Tous ces ouvrages ont été exécutés à grand’peine à une altitude considérable où le froid, la raréfaction de l’air, la sécheresse de l’atmosphère éprouvaient gravement les ouvriers en les anémiant, en leur enlevant tout appétit, où la période de travail se trouve être de 5 mois au plus. Ils ont permis au service Forestier de conclure qu’il n’existe plus dans le glacier de Tête-Rousse de poches d’eau, et que par suite les craintes formulées dans la note communiquée à l’Académie des sciences le 14 août 1895, au sujet du renouvellement « dans un avenir peut-être prochain, peut-être éloigné, d’une catastrophe semblable à celle du 12 juillet 1892 », peuvent être entièrement écartées.

Grâce à l’exécution de ces ouvrages on va pouvoir apporter des documents importants pour l’étude des glaciers.

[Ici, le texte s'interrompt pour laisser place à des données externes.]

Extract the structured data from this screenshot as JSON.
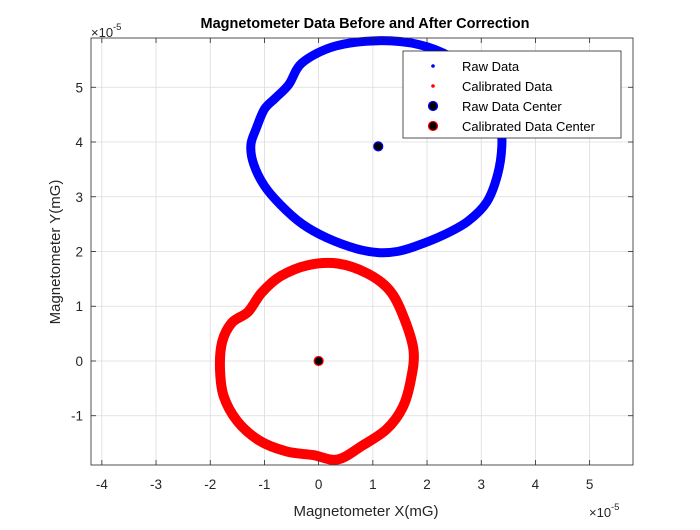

Les recherches futures du service Forestier vont, en effet, avoir pour objet :

  1. De mesurer la vitesse du glacier à sa surface et à diverses profondeurs ;
  2. de noter l’alimentation du glacier
  3. de déterminer, à l’aide de nouveaux sondages, le relief du fond de la cuvette du glacier.

Une fois acquises, ces données permettront sans doute d’établir les rapports qui existent dans le glacier entre sa vitesse, sa pente et son alimentation.

Ainsi, après avoir rendu la sécurité aux habitants de toute une vallée, après avoir ouvert une voie commode pour accéder au Mont-Blanc, les agents du reboisement essayeront d’apporter une nouvelle contribution à cette partie de la science qui a pour but la détermination des lois qui régissent les glaciers.

P. MOUGIN, Inspecteur des Eaux et Forêts.